Drat!! Maybe someone else will have an idea.......:4-dontkno. I haven't watched much TV for years but have had a few remotes to program. 

You may have a defective remote, also. It may not be sending all the IR signals. Before you do anything drastic (like buy a new remote) see if someone else can offer some ideas.


----------



## SABL

Found a few more but most searches come up with 0 answers.......

1177
2011


----------



## yustr

Is there not a scan function on the remote?

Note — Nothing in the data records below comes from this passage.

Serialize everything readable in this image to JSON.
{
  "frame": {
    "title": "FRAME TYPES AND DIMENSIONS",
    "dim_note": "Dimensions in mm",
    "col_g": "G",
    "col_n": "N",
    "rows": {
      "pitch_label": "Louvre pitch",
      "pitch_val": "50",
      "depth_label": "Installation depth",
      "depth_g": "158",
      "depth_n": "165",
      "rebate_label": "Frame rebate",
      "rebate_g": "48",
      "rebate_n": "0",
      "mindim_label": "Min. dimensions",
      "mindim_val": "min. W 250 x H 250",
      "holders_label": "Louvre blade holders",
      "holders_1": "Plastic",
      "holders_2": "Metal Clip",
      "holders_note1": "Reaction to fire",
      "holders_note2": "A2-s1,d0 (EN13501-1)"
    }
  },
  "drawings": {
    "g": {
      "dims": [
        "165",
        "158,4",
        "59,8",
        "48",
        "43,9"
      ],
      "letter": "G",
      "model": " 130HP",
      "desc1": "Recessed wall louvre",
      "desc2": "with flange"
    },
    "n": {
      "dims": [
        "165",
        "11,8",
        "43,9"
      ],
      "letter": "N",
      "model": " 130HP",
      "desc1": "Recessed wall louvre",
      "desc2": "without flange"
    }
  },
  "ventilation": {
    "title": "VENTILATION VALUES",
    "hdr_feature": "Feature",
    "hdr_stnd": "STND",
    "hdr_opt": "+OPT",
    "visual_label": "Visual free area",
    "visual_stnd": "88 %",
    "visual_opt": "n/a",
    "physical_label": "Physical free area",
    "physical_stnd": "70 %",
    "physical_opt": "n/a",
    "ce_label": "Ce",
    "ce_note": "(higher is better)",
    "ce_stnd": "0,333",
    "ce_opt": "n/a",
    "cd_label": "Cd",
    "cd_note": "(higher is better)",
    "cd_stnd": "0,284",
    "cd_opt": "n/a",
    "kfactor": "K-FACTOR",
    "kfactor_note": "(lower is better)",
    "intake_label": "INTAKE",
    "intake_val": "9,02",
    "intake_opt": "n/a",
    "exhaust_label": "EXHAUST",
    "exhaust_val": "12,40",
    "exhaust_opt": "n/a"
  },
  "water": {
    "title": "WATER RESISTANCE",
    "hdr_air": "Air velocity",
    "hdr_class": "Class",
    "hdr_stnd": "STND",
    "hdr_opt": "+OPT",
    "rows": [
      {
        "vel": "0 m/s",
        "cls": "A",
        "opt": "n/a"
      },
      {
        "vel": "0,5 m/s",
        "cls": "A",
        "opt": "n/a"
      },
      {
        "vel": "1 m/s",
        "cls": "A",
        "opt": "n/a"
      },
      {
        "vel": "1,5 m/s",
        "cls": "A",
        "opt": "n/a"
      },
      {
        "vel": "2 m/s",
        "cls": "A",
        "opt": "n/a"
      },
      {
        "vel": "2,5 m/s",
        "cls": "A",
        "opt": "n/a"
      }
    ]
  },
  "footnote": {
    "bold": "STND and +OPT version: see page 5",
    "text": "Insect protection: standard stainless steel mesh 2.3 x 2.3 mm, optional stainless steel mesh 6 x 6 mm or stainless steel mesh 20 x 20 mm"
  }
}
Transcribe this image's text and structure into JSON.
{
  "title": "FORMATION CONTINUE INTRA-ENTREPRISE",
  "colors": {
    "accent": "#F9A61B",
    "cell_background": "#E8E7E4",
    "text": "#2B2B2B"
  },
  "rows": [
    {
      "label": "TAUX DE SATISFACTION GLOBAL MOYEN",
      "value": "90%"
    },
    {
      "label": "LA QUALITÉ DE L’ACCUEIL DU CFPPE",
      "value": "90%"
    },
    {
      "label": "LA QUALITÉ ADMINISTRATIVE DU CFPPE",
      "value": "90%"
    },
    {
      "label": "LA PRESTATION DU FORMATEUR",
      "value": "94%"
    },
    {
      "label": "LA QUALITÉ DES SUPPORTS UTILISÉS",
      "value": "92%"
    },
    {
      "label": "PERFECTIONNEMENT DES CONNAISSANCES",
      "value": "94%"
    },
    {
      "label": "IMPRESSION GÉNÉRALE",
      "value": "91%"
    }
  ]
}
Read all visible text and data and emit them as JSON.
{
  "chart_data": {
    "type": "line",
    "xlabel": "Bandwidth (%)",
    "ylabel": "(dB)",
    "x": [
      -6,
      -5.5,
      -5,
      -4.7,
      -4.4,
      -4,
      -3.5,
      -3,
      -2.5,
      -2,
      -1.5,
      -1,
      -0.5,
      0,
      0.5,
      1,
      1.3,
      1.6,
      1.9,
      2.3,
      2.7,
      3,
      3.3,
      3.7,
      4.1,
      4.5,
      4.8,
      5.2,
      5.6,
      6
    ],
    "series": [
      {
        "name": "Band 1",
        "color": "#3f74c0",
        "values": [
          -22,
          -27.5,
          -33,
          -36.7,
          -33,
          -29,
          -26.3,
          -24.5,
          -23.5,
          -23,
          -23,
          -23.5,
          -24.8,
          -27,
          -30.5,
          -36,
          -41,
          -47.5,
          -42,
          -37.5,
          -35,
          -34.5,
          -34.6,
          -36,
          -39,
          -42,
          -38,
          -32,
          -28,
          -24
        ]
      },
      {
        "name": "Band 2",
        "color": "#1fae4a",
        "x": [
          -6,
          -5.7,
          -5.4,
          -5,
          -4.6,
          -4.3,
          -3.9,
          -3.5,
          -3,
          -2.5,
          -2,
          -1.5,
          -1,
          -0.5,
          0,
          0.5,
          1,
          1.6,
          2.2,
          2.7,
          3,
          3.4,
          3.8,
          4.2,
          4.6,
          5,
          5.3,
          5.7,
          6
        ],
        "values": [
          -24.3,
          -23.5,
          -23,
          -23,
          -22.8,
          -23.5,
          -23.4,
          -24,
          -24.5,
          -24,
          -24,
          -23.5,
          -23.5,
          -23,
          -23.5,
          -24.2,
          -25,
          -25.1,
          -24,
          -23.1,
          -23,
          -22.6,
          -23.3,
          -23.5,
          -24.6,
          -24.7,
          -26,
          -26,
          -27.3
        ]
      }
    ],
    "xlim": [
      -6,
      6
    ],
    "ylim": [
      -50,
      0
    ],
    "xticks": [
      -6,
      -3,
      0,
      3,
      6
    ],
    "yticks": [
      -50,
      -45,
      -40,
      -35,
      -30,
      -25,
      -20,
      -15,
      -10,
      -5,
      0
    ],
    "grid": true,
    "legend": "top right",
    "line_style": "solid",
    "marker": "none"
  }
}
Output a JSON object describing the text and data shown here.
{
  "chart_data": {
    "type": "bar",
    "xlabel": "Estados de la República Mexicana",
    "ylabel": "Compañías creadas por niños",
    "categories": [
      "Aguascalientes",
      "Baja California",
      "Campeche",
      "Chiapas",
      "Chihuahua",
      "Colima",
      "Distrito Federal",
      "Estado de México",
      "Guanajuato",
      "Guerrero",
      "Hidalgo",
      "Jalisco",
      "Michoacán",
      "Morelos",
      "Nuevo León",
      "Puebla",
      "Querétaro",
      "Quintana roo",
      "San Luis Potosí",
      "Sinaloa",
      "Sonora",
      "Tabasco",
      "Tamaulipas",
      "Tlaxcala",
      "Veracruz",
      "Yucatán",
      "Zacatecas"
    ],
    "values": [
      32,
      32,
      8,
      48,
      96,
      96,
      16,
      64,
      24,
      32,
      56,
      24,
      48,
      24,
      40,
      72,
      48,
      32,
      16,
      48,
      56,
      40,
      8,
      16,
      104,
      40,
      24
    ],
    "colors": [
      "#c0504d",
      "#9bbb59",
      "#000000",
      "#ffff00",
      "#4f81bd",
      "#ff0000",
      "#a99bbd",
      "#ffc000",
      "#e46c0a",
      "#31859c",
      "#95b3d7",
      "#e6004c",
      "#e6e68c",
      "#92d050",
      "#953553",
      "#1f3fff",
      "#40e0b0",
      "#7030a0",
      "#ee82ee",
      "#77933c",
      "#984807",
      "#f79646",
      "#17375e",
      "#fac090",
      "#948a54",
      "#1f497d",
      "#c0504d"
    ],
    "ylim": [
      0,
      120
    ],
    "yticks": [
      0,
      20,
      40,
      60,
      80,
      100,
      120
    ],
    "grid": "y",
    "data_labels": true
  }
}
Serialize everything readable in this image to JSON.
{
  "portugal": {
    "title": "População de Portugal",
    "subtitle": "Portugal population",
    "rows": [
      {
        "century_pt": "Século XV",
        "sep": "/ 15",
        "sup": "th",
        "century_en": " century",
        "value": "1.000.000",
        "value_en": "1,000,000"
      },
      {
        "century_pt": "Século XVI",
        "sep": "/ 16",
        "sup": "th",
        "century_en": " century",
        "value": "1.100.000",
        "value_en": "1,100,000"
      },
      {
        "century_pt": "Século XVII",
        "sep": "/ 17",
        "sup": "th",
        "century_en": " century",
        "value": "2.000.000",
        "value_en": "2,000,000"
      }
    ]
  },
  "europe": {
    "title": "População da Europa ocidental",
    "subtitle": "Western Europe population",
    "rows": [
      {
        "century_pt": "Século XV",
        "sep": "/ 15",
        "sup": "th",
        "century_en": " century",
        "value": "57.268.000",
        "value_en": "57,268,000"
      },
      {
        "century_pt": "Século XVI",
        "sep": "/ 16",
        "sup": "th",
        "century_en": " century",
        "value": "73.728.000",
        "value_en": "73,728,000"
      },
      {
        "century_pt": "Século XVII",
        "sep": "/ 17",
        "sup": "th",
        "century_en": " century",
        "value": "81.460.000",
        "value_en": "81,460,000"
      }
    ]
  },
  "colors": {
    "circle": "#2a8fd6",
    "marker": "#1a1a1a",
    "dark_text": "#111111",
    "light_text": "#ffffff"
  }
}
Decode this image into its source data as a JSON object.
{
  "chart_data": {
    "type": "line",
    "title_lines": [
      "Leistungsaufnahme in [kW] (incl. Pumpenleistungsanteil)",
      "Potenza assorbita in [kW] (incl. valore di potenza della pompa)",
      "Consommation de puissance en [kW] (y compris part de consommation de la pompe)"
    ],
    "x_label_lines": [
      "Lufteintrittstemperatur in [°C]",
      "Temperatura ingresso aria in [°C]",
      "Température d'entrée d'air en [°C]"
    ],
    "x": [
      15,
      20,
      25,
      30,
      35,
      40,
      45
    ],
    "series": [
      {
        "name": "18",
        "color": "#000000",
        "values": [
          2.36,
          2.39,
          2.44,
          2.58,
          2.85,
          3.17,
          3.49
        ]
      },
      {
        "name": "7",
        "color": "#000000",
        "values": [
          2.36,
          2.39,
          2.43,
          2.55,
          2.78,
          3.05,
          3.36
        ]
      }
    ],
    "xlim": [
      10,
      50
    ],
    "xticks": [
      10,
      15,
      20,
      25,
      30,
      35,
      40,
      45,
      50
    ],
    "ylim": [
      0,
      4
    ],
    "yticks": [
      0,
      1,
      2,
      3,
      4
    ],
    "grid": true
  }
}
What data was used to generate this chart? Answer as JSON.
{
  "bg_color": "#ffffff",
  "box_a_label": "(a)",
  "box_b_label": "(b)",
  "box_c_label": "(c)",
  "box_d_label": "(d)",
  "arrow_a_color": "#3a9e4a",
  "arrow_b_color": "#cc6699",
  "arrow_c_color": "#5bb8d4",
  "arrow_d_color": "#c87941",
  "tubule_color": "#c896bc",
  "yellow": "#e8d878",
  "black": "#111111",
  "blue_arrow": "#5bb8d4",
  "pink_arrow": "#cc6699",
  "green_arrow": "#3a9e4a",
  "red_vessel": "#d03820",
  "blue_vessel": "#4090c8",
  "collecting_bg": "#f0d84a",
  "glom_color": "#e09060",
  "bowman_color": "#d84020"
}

Maybe the channel up button :4-dontkno

If not, then there's always the brute force method; just try every combination of numbers until it works. There's only 9999 of them to try. :upset:


----------



## ebackhus

Can you take a picture of it and post it?


----------



## [email protected]

She says she just bought it, it's hard to believe that it has no brand name or model number anywhere on the remote. I don't recall ever seeing something like that. The manufacturer wants you to know who built it.

But let's assume it is an odd ball remote, the most common procedure to program a universal remote, with the TV 'On':

1) Press & hold the 'CodeSearch', 'Setup', 'Program', or 'Learn' (which ever one you have on your remote) button until a LED light comes on and stays on.
2) Press & release the 'TV' button. The LED should flash and then stay on steadily.
3) Press 'Channel Up' button repeatedly until the TV changes channels, press the 'Channel Down' button once to return to the proper code if you overshoot.
4) Press & release one of the keys mentioned in 1, the LED should go off. You can practice with just one 'Chan Up' press to see which key turns off the LED. My Univ. remote requires you press the 'Mute' key to record the setting.

Test the setting by pressing the TV key, then the Power button. Your TV should go off.


----------



## techie_girl

gave the remote to mother now for spare tv


----------